PPI (pixels per inch) measures the pixel density of a digital screen. DPI (dots per inch) measures the ink dot density of a printed output. PPI is a fixed property of a display. DPI is a setting on a printer. They are often used interchangeably, but technically PPI refers to screens and DPI refers to print.
How do you calculate PPI for a screen?
PPI = diagonal resolution in pixels ÷ diagonal screen size in inches. First calculate the diagonal resolution: √(width² + height²). For a 27-inch 4K monitor (3840 × 2160): diagonal resolution = √(3840² + 2160²) = 4406 pixels. PPI = 4406 ÷ 27 = 163 PPI. Our PPI & DPI calculator handles this math instantly.

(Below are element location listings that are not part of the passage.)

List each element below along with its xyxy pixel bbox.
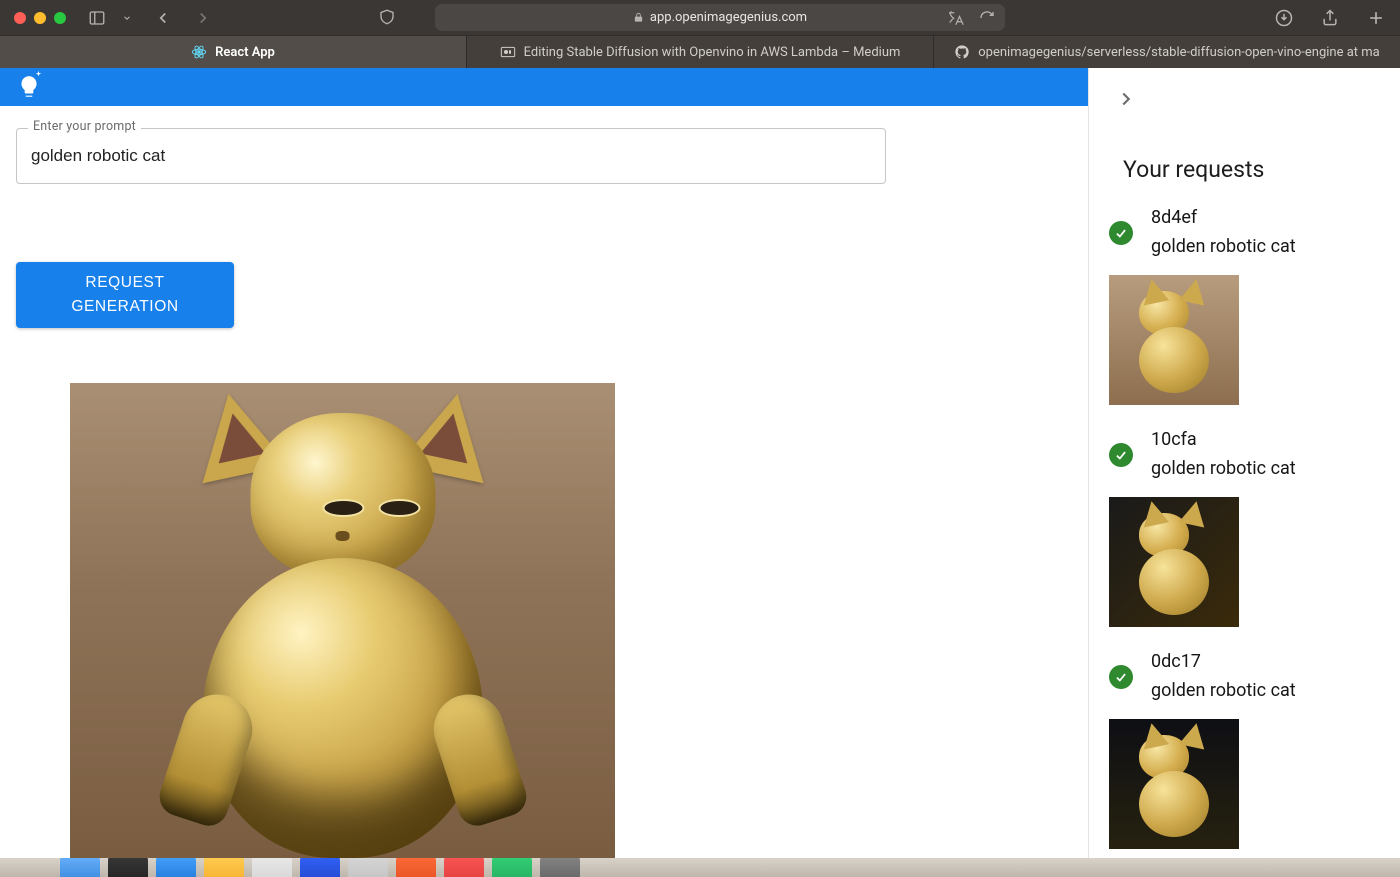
- downloads-icon[interactable]: [1274, 8, 1294, 28]
- tab-label: React App: [215, 45, 275, 60]
- tab-react-app[interactable]: React App: [0, 36, 467, 68]
- request-item[interactable]: 8d4ef golden robotic cat: [1109, 193, 1400, 415]
- request-thumbnail[interactable]: [1109, 275, 1239, 405]
- react-icon: [191, 44, 207, 60]
- nav-forward-icon[interactable]: [194, 9, 212, 27]
- sidebar-header: [1089, 68, 1400, 130]
- status-success-icon: [1109, 665, 1133, 689]
- translate-icon[interactable]: [945, 9, 965, 27]
- sidebar-toggle-icon[interactable]: [88, 9, 106, 27]
- address-bar[interactable]: app.openimagegenius.com: [435, 4, 1005, 31]
- status-success-icon: [1109, 221, 1133, 245]
- minimize-window[interactable]: [34, 12, 46, 24]
- chevron-down-icon[interactable]: [122, 9, 132, 27]
- browser-toolbar: app.openimagegenius.com: [0, 0, 1400, 35]
- lightbulb-logo-icon: [16, 74, 42, 100]
- request-thumbnail[interactable]: [1109, 719, 1239, 849]
- maximize-window[interactable]: [54, 12, 66, 24]
- status-success-icon: [1109, 443, 1133, 467]
- app-header: [0, 68, 1088, 106]
- result-area: [16, 328, 1072, 858]
- shield-icon[interactable]: [378, 8, 396, 26]
- content-area: Enter your prompt REQUESTGENERATION: [0, 106, 1088, 858]
- request-id: 10cfa: [1151, 429, 1296, 450]
- request-prompt: golden robotic cat: [1151, 458, 1296, 479]
- request-item[interactable]: 10cfa golden robotic cat: [1109, 415, 1400, 637]
- request-thumbnail[interactable]: [1109, 497, 1239, 627]
- reload-icon[interactable]: [979, 9, 995, 27]
- nav-back-icon[interactable]: [154, 9, 172, 27]
- generated-image[interactable]: [70, 383, 615, 858]
- sidebar-title: Your requests: [1089, 130, 1400, 193]
- golden-cat-illustration: [153, 393, 533, 853]
- tab-medium-article[interactable]: Editing Stable Diffusion with Openvino i…: [467, 36, 934, 68]
- app-root: Enter your prompt REQUESTGENERATION: [0, 68, 1400, 858]
- tab-label: openimagegenius/serverless/stable-diffus…: [978, 45, 1379, 60]
- collapse-sidebar-icon[interactable]: [1115, 88, 1137, 110]
- browser-tabstrip: React App Editing Stable Diffusion with …: [0, 35, 1400, 68]
- prompt-field: Enter your prompt: [16, 128, 886, 184]
- request-prompt: golden robotic cat: [1151, 236, 1296, 257]
- main-pane: Enter your prompt REQUESTGENERATION: [0, 68, 1088, 858]
- prompt-label: Enter your prompt: [28, 119, 141, 134]
- request-item[interactable]: 0dc17 golden robotic cat: [1109, 637, 1400, 858]
- request-prompt: golden robotic cat: [1151, 680, 1296, 701]
- tab-label: Editing Stable Diffusion with Openvino i…: [524, 45, 901, 60]
- request-generation-button[interactable]: REQUESTGENERATION: [16, 262, 234, 328]
- requests-list: 8d4ef golden robotic cat 10cfa golden ro…: [1089, 193, 1400, 858]
- tab-github-repo[interactable]: openimagegenius/serverless/stable-diffus…: [934, 36, 1400, 68]
- new-tab-icon[interactable]: [1366, 8, 1386, 28]
- lock-icon: [633, 12, 644, 23]
- window-controls: [14, 12, 66, 24]
- address-url: app.openimagegenius.com: [650, 10, 807, 25]
- requests-sidebar: Your requests 8d4ef golden robotic cat: [1088, 68, 1400, 858]
- request-id: 8d4ef: [1151, 207, 1296, 228]
- share-icon[interactable]: [1320, 8, 1340, 28]
- github-icon: [954, 44, 970, 60]
- request-id: 0dc17: [1151, 651, 1296, 672]
- prompt-input[interactable]: [16, 128, 886, 184]
- close-window[interactable]: [14, 12, 26, 24]
- macos-dock-sliver: [0, 858, 1400, 877]
- medium-icon: [500, 44, 516, 60]
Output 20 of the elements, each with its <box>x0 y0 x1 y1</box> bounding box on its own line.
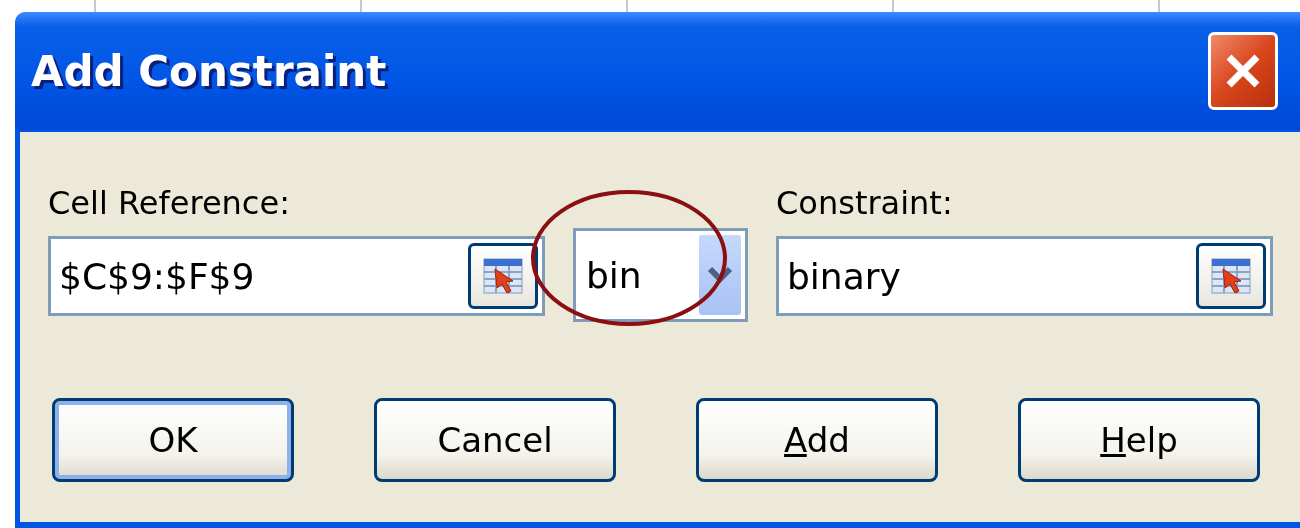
field-label: Cell Reference: <box>48 184 291 224</box>
text-field[interactable]: $C$9:$F$9 <box>48 236 545 316</box>
text-field[interactable]: binary <box>776 236 1273 316</box>
field-label: Constraint: <box>776 184 954 224</box>
field-value: $C$9:$F$9 <box>59 255 256 297</box>
field-value: binary <box>787 255 902 297</box>
range-picker-icon <box>483 257 523 295</box>
range-picker-button[interactable] <box>468 243 538 309</box>
window-title: Add Constraint <box>31 46 387 96</box>
dropdown-value: bin <box>586 254 643 296</box>
range-picker-icon <box>1211 257 1251 295</box>
range-picker-button[interactable] <box>1196 243 1266 309</box>
dialog-button[interactable]: OK <box>52 398 294 482</box>
chevron-down-icon <box>707 266 733 284</box>
dropdown-arrow-button[interactable] <box>699 235 741 315</box>
operator-dropdown[interactable]: bin <box>573 228 748 322</box>
dialog-button[interactable]: Help <box>1018 398 1260 482</box>
close-button[interactable] <box>1208 32 1278 110</box>
dialog-button[interactable]: Cancel <box>374 398 616 482</box>
dialog-button[interactable]: Add <box>696 398 938 482</box>
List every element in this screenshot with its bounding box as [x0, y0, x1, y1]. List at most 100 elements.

What DPI should I use for printing?
For high-quality photo prints, use 300 DPI. For standard documents and everyday printing, 150–200 DPI is sufficient. For large format prints (posters, banners) viewed from a distance, 72–150 DPI works fine because the viewing distance compensates for lower density. Billboard prints often use just 15–30 DPI.
What PPI is Retina display?
Apple defines Retina as any display where individual pixels are indistinguishable at normal viewing distance. For iPhones (viewed at 10–12 inches), this is 326 PPI. For iPads (viewed at 15 inches), it is 264 PPI. For MacBooks (viewed at 18–24 inches), it is 220–254 PPI. The threshold depends on viewing distance, not a single number.
How large can I print a 12-megapixel photo?
A 12-megapixel image (4000 × 3000 pixels) can be printed at 13.3 × 10 inches at 300 DPI for gallery-quality results, or 27.8 × 20.8 inches at 144 DPI for acceptable poster quality. For a standard 8×10 print, 12 megapixels provides 375 DPI — more than enough for excellent quality.